Washington renforce sa présence militaire en Irak

Le chef du Pentagone, Ashton Carter, a annoncé lundi à Bagdad l’envoi en Irak de centaines de soldats américains supplémentaires pour aider les forces gouvernementales à lutter contre le groupe État islamique (EI) et reprendre la ville de Mossoul.

Après ce nouveau déploiement, les États-Unis, qui dirigent une large coalition internationale antidjihadistes en Irak et en Syrie, compteront plus de 4600 militaires en Irak, essentiellement pour des missions de formation des troupes gouvernementales.

La visite de M. Carter — sa quatrième en Irak depuis sa prise de fonction en février 2015 — survient deux jours après la reprise par les forces irakiennes de la base aérienne de Qayyarah, à 60 km au sud de Mossoul.

Ce succès est perçu comme une étape cruciale en vue de la bataille pour la reconquête de la deuxième ville du pays, tombée en juin 2014 aux mains du groupe EI, qui en a fait sa « capitale » en Irak.

« Nous avons convenu que les États-Unis déploieront 560 soldats supplémentaires pour soutenir les efforts irakiens en vue d’isoler et augmenter la pression sur Mossoul », a déclaré M. Carter à l’aéroport de Bagdad après avoir rencontré le premier ministre, Haider Al-Abadi, et son homologue irakien de la Défense, Khaled al-Obeidi.

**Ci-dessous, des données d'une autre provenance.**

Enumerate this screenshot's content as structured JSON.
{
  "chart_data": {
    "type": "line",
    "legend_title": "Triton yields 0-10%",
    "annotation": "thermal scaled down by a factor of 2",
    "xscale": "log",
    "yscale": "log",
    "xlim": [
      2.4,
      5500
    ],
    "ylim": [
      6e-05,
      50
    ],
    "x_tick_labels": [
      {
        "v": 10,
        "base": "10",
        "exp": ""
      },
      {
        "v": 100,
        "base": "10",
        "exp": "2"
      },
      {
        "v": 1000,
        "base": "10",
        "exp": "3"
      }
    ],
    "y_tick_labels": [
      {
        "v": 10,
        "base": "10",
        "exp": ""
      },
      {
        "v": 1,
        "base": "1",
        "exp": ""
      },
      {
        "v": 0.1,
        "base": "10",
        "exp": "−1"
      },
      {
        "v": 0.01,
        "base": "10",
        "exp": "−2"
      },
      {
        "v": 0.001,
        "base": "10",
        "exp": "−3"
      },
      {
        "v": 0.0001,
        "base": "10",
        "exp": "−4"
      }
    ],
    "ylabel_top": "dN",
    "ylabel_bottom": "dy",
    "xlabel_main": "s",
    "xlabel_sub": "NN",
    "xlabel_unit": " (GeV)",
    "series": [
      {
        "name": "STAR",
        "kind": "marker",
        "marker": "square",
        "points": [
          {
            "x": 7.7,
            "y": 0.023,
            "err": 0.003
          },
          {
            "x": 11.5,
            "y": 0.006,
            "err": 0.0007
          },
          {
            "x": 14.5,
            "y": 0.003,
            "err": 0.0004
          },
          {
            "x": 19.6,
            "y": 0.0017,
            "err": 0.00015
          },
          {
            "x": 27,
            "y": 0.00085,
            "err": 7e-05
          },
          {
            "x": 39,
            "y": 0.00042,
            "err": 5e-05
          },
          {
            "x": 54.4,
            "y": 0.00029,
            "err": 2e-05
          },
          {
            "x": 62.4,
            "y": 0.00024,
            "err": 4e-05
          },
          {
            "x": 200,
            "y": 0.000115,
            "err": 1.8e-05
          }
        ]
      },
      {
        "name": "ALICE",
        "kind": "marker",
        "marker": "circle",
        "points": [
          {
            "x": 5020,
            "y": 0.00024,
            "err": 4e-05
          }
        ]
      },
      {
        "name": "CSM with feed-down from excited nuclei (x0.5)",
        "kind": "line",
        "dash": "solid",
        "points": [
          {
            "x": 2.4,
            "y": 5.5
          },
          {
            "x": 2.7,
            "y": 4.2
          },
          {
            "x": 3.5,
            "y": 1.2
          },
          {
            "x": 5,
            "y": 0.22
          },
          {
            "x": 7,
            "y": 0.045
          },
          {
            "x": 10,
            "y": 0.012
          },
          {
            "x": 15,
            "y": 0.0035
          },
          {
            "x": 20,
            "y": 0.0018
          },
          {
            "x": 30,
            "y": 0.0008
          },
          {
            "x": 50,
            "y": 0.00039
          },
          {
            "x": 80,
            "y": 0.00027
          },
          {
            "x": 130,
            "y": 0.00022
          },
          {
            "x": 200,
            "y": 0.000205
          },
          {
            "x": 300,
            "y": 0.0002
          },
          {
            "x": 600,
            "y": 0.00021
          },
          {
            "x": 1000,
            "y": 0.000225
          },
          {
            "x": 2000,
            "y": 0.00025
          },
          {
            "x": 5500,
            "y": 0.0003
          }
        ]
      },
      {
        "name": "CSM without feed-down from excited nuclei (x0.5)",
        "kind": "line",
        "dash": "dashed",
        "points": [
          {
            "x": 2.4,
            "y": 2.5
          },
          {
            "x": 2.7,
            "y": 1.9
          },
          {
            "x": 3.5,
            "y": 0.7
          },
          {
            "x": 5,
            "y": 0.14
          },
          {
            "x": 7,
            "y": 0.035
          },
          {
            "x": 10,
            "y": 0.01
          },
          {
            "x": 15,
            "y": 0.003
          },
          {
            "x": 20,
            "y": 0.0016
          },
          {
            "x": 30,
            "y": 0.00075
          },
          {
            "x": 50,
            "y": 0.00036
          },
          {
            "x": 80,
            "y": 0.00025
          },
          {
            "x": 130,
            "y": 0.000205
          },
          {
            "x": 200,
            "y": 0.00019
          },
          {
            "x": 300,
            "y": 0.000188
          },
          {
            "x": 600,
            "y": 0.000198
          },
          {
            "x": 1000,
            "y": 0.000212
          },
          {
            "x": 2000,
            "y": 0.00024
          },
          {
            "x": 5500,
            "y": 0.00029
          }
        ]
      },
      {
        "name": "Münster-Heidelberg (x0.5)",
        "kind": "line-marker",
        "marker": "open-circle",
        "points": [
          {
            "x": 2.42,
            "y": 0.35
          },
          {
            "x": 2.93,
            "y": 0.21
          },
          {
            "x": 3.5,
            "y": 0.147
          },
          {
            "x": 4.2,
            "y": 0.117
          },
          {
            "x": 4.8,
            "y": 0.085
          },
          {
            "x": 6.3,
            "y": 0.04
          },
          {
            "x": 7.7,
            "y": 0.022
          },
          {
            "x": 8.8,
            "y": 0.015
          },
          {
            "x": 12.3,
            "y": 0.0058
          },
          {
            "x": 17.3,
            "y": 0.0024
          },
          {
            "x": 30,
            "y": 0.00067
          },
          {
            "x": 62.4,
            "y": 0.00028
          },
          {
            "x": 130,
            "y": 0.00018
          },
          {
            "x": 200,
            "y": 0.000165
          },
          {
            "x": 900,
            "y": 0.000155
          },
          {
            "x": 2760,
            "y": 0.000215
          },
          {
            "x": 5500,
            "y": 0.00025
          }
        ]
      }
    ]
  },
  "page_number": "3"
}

Ce coup de pouce intervient « à un moment clé » de la campagne militaire en Irak, a ajouté le ministre américain.

Selon le général américain Sean MacFarland, chef militaire de la coalition contre le groupe EI, une « part prépondérante » des 560 militaires supplémentaires sera stationnée à Qayyarah et son déploiement commencera « sous peu ».

Dans un communiqué, le Pentagone a précisé que cette base aérienne « deviendra un tremplin vital pour l’offensive [des forces irakiennes] contre Mossoul ».

Depuis 2014, les États-Unis ont perdu trois soldats dans la lutte antidjihadiste en Irak.

Les succès remportés

À Bagdad, M. Carter a mis l’accent sur les succès de la campagne anti-groupe EI, deux ans après que le groupe djihadiste s’est emparé de vastes régions en Irak.

Mais le groupe EI riposte aux revers subis sur le terrain militaire par des attaques dévastatrices en Irak et à l’étranger. Il a commis le 4 juillet un attentat suicide à Bagdad qui a fait près de 300 morts, l’un des plus sanglants en Irak depuis l’invasion américaine de 2003.

Devant M. Abadi, M. Carter a présenté ses « condoléances et celles des États-Unis pour les attaques terroristes ayant visé le peuple irakien ces dernières semaines », qui « renforcent encore plus notre détermination à aider à vaincre le groupe EI ».

Le secrétaire américain à la Défense a aussi « félicité » les forces irakiennes pour leurs « succès », notamment après la reprise fin juin du fief djihadiste de Fallouja puis celle de la base de Qayyarah.

M. Carter avait déclaré aux journalistes avant son arrivée en Irak qu’il y discuterait « des prochaines étapes de la campagne militaire, notamment la reprise de Mossoul ».

L’objectif ultime, avait-il ajouté, est « la reprise par les forces irakiennes de la totalité du territoire irakien, mais Mossoul en constitue bien sûr la plus grosse partie ».